ECLI:NL:RBMAA:2010:BN7729
Rechtbank Maastricht
- Kort geding
- Rechtspraak.nl
Aansprakelijkheid voor huurderving en herstelkosten bij beëindigde hoofdhuurovereenkomst
In deze zaak vorderde de eiser, [eiser], in kort geding ontruiming van een woning die door de gedaagde, [gedaagde], werd bewoond. De eiser hield de gedaagde aansprakelijk voor huurderving en herstelkosten als gevolg van het niet correct opleveren van de gehuurde woning, na beëindiging van de hoofdhuurovereenkomst met Woningstichting Land van Rode. De gedaagde verweerde zich door te stellen dat er sprake was van een onderhuurovereenkomst, die voortduurde na de beëindiging van de hoofdhuurovereenkomst, en dat hij recht had op bescherming onder artikel 7:269 BW.
De kantonrechter oordeelde dat de eiser onvoldoende aannemelijk had gemaakt dat er sprake was van een bruikleenovereenkomst. Er was geen schriftelijke overeenkomst tussen de partijen en de gedaagde had geen bewijs geleverd van een verschuldigde tegenprestatie voor het gebruik van de woning. De kantonrechter concludeerde dat het niet uitgesloten kon worden dat er in een bodemprocedure zou blijken dat er een onderhuurovereenkomst bestond tussen de eiser en de gedaagde, die door de beëindiging van de hoofdhuurovereenkomst niet automatisch eindigde.
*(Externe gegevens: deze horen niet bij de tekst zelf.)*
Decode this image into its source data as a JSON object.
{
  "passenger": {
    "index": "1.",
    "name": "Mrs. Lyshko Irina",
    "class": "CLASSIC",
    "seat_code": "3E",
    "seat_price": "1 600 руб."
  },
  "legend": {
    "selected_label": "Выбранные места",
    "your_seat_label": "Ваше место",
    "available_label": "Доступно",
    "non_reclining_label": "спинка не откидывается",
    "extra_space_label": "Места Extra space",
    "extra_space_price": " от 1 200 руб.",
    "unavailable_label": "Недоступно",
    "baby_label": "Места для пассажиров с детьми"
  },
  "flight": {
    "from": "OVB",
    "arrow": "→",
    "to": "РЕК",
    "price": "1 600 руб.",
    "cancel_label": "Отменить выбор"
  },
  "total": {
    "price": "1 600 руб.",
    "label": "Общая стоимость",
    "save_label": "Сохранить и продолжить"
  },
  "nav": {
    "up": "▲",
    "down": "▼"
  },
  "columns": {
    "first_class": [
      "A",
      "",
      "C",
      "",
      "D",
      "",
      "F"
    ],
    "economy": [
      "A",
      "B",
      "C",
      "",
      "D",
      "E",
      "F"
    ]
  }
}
Daarom werd de vordering tot ontruiming afgewezen. De kantonrechter benadrukte dat de procedure in kort geding niet geschikt was voor een uitgebreid feitenonderzoek en dat de belangen van de gedaagde, die mogelijk huurder was, zwaar wogen. De eiser werd veroordeeld in de proceskosten van de gedaagde, die op € 400,00 werden begroot. De uitspraak vond plaats op 19 juli 2010 door de kantonrechter A.J. Henzen.